A KEY shareholder in Banque Bruxelles Lambert yesterday poured cold water on the proposed bid from ING, a Dutch banking and insurance conglomerate.
Officials of Groupe Bruxelles Lambert appeared unconvinced that an alliance with a foreign rather than domestic firm was the best route for Belgium's second biggest commercial bank. They indicated that they did not yet consider the proposed ING offer price of BFr3,600 ( pounds 64) a share to be satisfactory.
GBL, a holding company chaired by Albert Frere, owns over 13 per cent of BBL and controls another 10 per cent.
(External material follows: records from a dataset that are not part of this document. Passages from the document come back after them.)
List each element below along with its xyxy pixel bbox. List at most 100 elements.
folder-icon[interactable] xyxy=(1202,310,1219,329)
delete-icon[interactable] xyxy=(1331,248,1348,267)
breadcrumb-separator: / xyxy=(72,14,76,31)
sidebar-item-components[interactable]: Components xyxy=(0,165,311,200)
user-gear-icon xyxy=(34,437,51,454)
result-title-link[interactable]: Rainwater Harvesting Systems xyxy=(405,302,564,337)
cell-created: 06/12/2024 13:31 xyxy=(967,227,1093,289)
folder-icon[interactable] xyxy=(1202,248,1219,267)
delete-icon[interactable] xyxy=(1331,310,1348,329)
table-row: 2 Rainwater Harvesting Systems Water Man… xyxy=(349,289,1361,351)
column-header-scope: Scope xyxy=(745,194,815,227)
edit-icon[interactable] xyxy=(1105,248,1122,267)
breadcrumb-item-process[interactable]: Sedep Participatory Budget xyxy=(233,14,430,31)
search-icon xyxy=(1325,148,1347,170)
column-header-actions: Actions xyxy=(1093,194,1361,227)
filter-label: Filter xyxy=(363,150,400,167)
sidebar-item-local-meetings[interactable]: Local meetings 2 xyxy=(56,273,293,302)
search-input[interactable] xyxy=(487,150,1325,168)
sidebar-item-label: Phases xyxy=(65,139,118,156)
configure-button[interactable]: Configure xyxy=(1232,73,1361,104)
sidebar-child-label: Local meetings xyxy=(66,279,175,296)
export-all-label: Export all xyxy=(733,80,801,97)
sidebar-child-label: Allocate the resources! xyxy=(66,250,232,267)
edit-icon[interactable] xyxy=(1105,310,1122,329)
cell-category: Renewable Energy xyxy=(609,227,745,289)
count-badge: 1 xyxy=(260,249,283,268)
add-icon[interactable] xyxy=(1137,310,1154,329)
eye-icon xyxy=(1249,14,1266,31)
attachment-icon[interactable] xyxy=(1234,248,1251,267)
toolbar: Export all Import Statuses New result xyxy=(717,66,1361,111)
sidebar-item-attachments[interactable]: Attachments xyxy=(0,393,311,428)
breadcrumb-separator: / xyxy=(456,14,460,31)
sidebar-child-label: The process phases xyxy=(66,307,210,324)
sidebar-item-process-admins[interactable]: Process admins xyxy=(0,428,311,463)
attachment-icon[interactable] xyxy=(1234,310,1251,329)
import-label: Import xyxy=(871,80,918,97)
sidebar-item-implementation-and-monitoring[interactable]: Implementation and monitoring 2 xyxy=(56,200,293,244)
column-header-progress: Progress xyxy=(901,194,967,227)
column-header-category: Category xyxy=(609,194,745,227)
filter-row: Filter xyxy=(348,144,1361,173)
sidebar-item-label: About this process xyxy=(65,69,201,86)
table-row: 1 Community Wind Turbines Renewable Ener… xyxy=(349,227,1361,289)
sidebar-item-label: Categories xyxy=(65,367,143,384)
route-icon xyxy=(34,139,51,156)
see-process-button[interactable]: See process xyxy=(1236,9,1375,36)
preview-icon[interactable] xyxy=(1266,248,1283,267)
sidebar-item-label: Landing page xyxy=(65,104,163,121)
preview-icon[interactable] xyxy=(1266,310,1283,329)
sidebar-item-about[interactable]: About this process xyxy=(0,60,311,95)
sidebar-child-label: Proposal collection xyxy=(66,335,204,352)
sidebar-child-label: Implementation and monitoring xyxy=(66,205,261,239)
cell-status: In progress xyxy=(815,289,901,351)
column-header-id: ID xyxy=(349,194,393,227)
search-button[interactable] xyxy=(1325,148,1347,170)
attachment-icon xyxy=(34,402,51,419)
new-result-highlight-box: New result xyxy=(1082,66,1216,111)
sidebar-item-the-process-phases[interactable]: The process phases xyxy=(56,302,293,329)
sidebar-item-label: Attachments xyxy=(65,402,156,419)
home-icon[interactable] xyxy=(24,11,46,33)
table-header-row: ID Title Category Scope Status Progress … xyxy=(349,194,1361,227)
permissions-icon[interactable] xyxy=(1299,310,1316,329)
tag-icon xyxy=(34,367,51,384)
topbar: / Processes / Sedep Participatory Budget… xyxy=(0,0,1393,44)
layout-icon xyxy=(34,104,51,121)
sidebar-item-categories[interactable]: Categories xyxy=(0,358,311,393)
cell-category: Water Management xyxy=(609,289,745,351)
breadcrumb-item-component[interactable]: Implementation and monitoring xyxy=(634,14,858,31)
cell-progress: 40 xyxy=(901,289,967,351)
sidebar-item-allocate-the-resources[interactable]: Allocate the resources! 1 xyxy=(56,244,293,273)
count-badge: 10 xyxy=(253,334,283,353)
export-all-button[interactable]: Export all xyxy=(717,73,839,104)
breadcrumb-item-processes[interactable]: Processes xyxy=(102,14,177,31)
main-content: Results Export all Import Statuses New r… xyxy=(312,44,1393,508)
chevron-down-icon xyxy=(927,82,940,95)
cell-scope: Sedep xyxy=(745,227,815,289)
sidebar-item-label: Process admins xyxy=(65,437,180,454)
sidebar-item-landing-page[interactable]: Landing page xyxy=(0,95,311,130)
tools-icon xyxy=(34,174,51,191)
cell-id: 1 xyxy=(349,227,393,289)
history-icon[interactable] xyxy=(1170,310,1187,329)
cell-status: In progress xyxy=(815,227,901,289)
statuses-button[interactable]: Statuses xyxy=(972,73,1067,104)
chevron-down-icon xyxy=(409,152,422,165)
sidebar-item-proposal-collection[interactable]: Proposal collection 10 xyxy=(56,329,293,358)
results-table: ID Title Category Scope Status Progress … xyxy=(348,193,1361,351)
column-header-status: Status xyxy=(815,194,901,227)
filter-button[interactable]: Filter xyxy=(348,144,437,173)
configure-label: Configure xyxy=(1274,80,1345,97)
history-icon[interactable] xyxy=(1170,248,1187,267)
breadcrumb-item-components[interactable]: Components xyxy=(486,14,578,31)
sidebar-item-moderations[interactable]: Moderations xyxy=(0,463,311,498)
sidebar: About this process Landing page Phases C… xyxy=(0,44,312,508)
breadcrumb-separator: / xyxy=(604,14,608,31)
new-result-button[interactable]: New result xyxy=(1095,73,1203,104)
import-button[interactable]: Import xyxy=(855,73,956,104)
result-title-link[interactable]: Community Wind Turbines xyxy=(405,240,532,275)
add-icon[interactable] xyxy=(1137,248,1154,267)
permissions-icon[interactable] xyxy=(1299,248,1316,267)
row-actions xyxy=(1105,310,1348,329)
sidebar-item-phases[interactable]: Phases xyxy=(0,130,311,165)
It is believed to be the most important investor that ING must win over.
The proposed bid is part of a long-standing ING strategy to create a single business that sells both banking and insurance services. ING is itself the product of a merger between a large Dutch bank and an insurance company. If its plans for BBL succeed, the result would be the world's biggest banking and insurance group.
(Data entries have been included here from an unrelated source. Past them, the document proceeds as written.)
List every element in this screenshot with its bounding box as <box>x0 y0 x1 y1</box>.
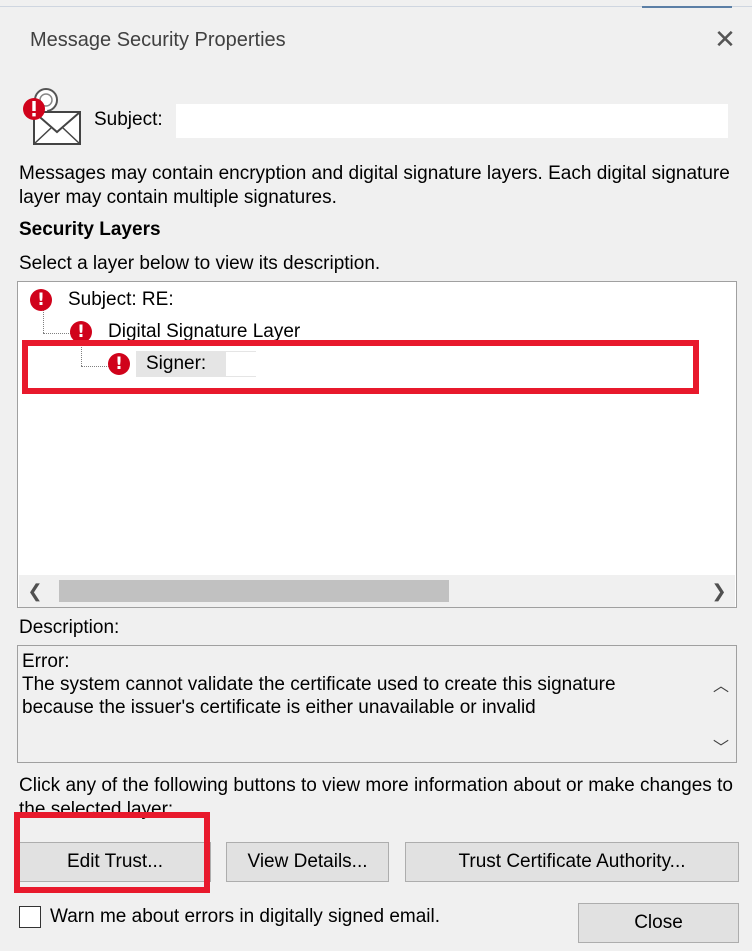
security-layers-tree[interactable]: ! Subject: RE: ! Digital Signature Layer… <box>17 281 737 608</box>
highlight-box-edit-trust <box>14 812 210 893</box>
security-layers-heading: Security Layers <box>19 219 161 240</box>
description-text: Error: The system cannot validate the ce… <box>22 651 616 718</box>
view-details-button[interactable]: View Details... <box>226 842 389 882</box>
tree-item-label: Subject: RE: <box>68 289 174 310</box>
scroll-down-icon[interactable]: ﹀ <box>710 734 732 758</box>
close-button[interactable]: Close <box>578 903 739 943</box>
scroll-right-icon[interactable]: ❯ <box>703 575 735 607</box>
intro-text: Messages may contain encryption and digi… <box>19 163 730 208</box>
tree-connector <box>43 310 44 333</box>
background-line <box>0 6 752 7</box>
security-layers-instruction: Select a layer below to view its descrip… <box>19 253 381 274</box>
close-icon[interactable]: ✕ <box>712 26 738 52</box>
background-window-strip <box>0 0 752 10</box>
warn-errors-label[interactable]: Warn me about errors in digitally signed… <box>50 906 440 928</box>
redacted-subject-text <box>286 286 526 310</box>
description-label: Description: <box>19 617 120 638</box>
warn-errors-checkbox[interactable] <box>19 906 41 928</box>
dialog-title: Message Security Properties <box>30 29 286 51</box>
background-accent <box>642 6 732 8</box>
redacted-subject <box>176 104 728 138</box>
trust-certificate-authority-button[interactable]: Trust Certificate Authority... <box>405 842 739 882</box>
scroll-left-icon[interactable]: ❮ <box>19 575 51 607</box>
highlight-box-signer <box>22 340 699 394</box>
description-box[interactable]: Error: The system cannot validate the ce… <box>17 645 737 763</box>
scroll-up-icon[interactable]: ︿ <box>710 672 732 696</box>
subject-label: Subject: <box>94 109 163 130</box>
error-icon: ! <box>30 289 52 311</box>
secure-message-icon <box>16 82 86 152</box>
horizontal-scrollbar[interactable]: ❮ ❯ <box>19 575 735 607</box>
scrollbar-thumb[interactable] <box>59 580 449 602</box>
ING set a bid in train on Wednesday when it announced its wish to buy the 6.7 per cent of BBL's equity that is held by two Italian companies. Its conditional offer, which would be paid for in cash and financed by the issue of preference shares, values the Belgian bank at some BFr64bn.
BBL's main attraction lies in its network of almost 1,000 branches in Belgium, adjacent to territory that the Dutch bidder already knows well.